The sudden and intense nature of both episodes can further muddle distinctions.

While panic attacks primarily involve emotional distress, heart attacks are physical events, but their overlapping signs can cause confusion. If you experience signs that resemble a heart attack, contact your medical professional immediately.

Substance Use

Your doctor can also evaluate any substance use that could be contributing to panic attacks. They may offer guidance for reducing use or addressing any side effects from medications you’re taking.

Remember to consult your healthcare provider to discuss the most suitable treatment options for your panic attacks. With their help and guidance, you can work towards managing your symptoms and improving your quality of life.

Frequently Asked Questions

How do I get through a panic attack alone?

When experiencing a panic attack alone, focus on your breath. Take deep, slow breaths in and exhale through pursed lips.

Remind yourself that the feelings will pass, and try grounding techniques like feeling objects around you or naming items you see in the room.

What are effective ways to stop panic attacks?

Deep breathing exercises, grounding techniques, and finding a focus object are valuable methods to regain control during an episode. 

Additionally, seeking professional help, such as therapy and medication, can provide long-term support and management for individuals who experience recurrent panic attacks. 

What works best may vary from person to person, so it’s essential to explore different strategies and consult with a healthcare provider for personalized guidance.
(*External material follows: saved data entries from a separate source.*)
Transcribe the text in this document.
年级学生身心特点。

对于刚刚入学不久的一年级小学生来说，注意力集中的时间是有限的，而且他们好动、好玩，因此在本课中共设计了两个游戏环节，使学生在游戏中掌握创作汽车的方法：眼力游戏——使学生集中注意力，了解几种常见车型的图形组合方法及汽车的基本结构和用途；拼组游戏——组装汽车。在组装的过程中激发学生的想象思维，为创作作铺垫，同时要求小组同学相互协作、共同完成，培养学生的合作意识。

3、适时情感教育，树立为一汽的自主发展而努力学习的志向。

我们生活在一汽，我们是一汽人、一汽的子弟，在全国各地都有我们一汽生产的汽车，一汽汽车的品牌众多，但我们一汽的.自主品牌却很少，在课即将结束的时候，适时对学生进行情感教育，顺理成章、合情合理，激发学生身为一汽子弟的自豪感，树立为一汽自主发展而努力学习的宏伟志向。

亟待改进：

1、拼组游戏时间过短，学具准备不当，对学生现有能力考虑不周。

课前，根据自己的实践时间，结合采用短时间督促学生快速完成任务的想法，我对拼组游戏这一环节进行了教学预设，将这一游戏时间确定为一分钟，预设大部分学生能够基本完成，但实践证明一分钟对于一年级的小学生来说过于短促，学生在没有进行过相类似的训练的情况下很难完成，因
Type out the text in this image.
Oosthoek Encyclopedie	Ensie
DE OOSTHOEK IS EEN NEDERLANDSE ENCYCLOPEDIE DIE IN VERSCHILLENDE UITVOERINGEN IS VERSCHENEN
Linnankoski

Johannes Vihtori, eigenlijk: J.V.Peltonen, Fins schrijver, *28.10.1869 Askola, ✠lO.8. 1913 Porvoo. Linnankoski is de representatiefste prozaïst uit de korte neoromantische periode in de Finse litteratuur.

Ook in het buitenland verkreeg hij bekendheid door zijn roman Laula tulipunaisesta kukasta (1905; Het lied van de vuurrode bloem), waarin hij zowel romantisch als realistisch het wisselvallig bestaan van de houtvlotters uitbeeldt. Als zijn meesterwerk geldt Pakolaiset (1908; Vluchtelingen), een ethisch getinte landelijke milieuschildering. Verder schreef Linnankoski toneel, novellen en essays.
How do I prevent a panic attack before it happens?

Stopping a panic attack before it happens requires awareness of your triggers and early signs of anxiety.

Practicing relaxation techniques regularly, maintaining a balanced lifestyle, and seeking therapy or counseling can help you manage and prevent panic attacks.

What causes panic attacks?

Panic attacks can result from various factors, such as stress, physical or emotional trauma, environmental triggers, and other mental health conditions.

Identifying your triggers and understanding the factors contributing to your panic attacks can help with coping and prevention.

How do I stop a panic attack in front of a crowd?

If you experience a panic attack during a presentation or while you’re in front of a crowd, pause, take a few deep breaths, and reconnect with your environment.

Focus on your message and the audience to redirect your attention away from the anxiety. Remember to speak slowly and maintain a steady pace.

How do I help someone having a panic attack?

To help someone with a panic attack, ensure they are in a safe space. Remain calm, offer reassurance, and encourage them to focus on their breathing.

Remain with them until the panic attack subsides, and seek professional assistance if necessary.